L’utilisation combinée de la méthode ABC et de ce référentiel métier permet de garantir une implémentation rapide et efficace d’un modèle de coûts complets, en s’appuyant sur une démarche en 6 étapes :

 

  • Définition du catalogue des produits et services à valoriser de l’entreprise, en prenant soin de choisir le bon niveau de granularité (suffisamment fin pour obtenir une vision homogène des coûts d’une ligne de produits ou services donnée, suffisamment agrégé pour une analyse simple et rapide),
  • Construction de la liste d’activités en s’appuyant sur le référentiel métier et en l’adaptant aux spécificités de l’entreprise,
  • Collecte et analyse des données disponibles, le modèle devant s’adapter aux outils de mesure et de suivi présents dans l’entreprise,
  • Choix des inducteurs (unités d’œuvre terrain) adaptés pour mesurer la consommation des activités par les produits ou services,
  • Valorisation des activités et des produits ou services à l’aide d’un outil adapté,
  • Ajustement et validation du modèle avec les opérationnels et les dirigeants.

 

Retours d’expérience

Le cadre méthodologique de l’Activity Based Costing et l’existence d’un référentiel métier éprouvé permettent de donner rapidement (3 à 12 mois), et pour un coût de mise en œuvre adapté aux enjeux, une vision beaucoup plus fiable des coûts complets.
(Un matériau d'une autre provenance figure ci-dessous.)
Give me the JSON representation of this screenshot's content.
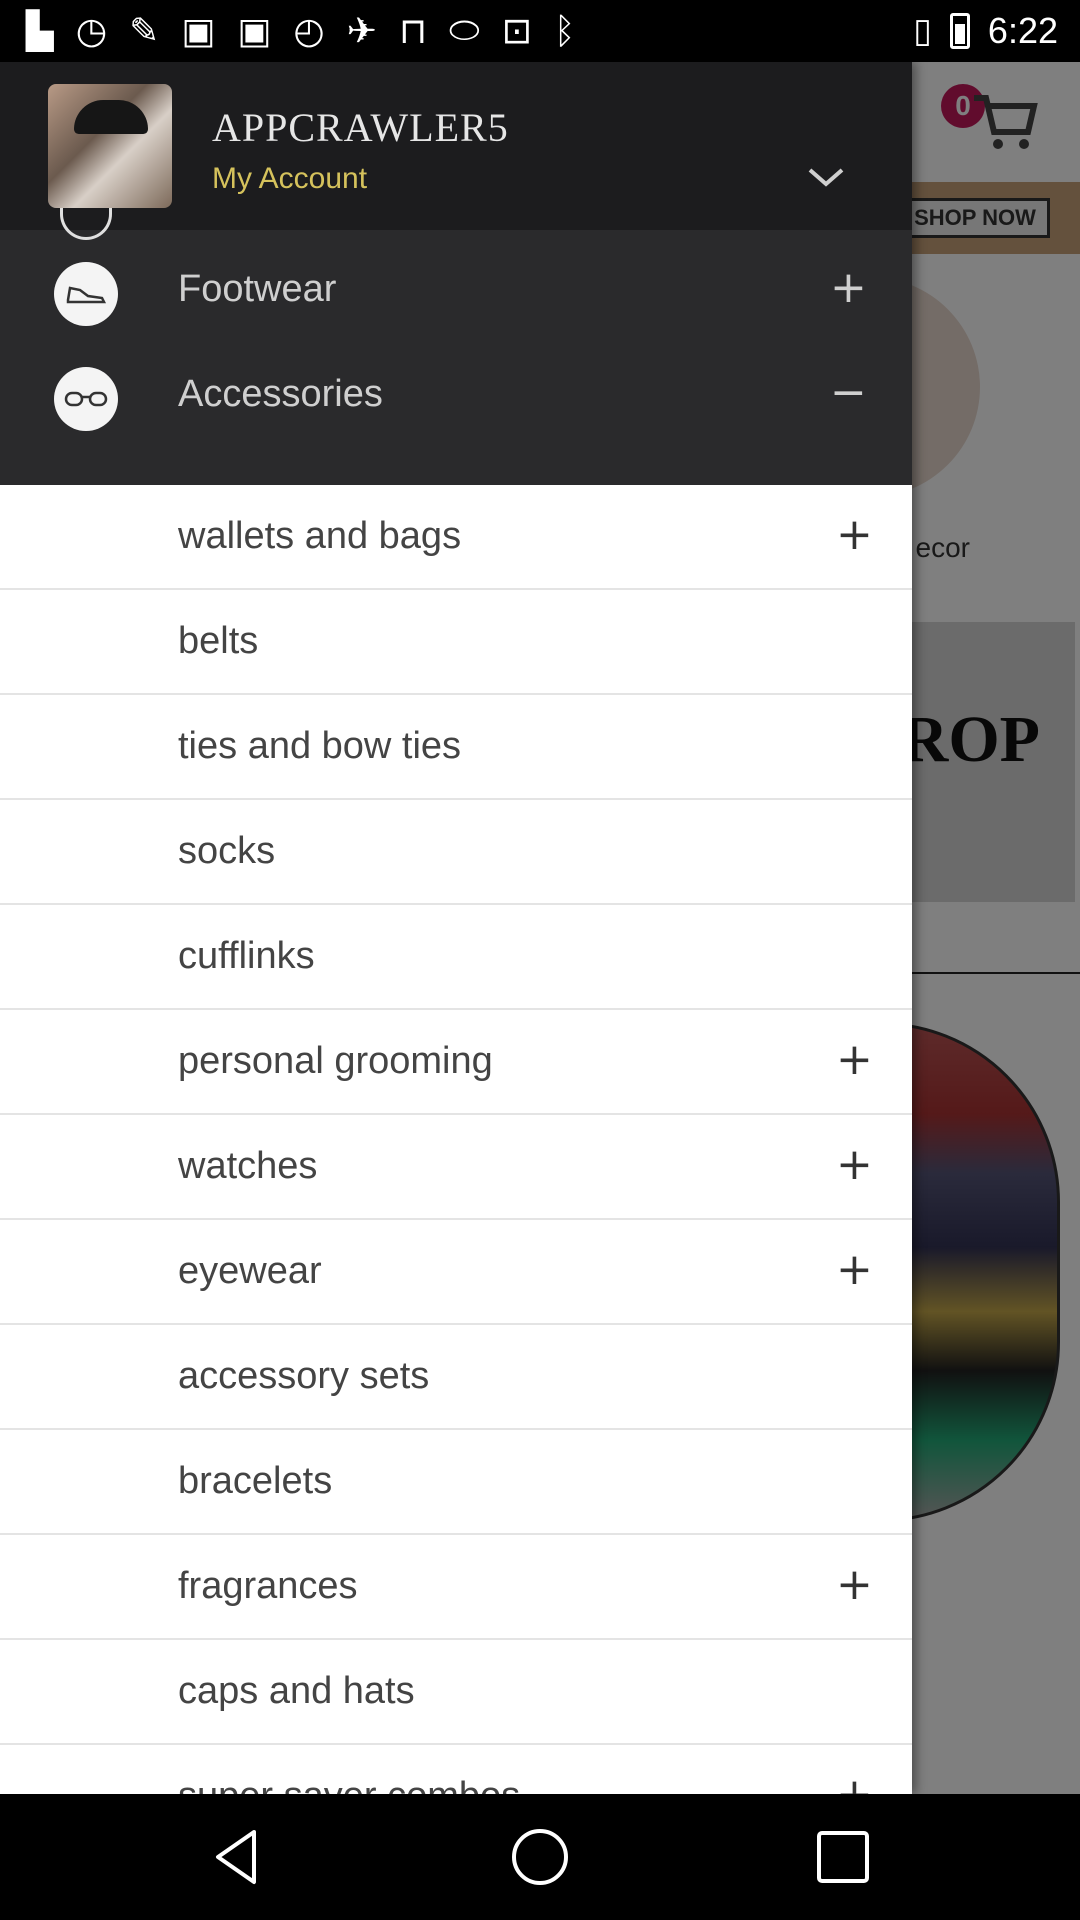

Cette vision éclairante permet de répondre aux contraintes réglementaires et d’identifier des actions d’amélioration de la compétitivité sur divers axes :

 

  • Modification de la politique commerciale (positionnement prix, adaptation de l’organisation commerciale, incentives des commerciaux,),
  • Dimensionnement des équipes dans les agences et les back office,
  • Modification de la roadmap produits (investissements Marketing et IT),
  • Réaffectation des investissements notamment IT et réseau de distribution (pilotage des ouvertures et fermetures d’agences)
  • Meilleure mesure des performances des entités support,
  • Meilleur pilotage des flux intra-groupes (commissions de gestion, refacturations, etc.)
  • Arbitrages make or buy : abandon de sous-traitance, ré-intégration d’activités.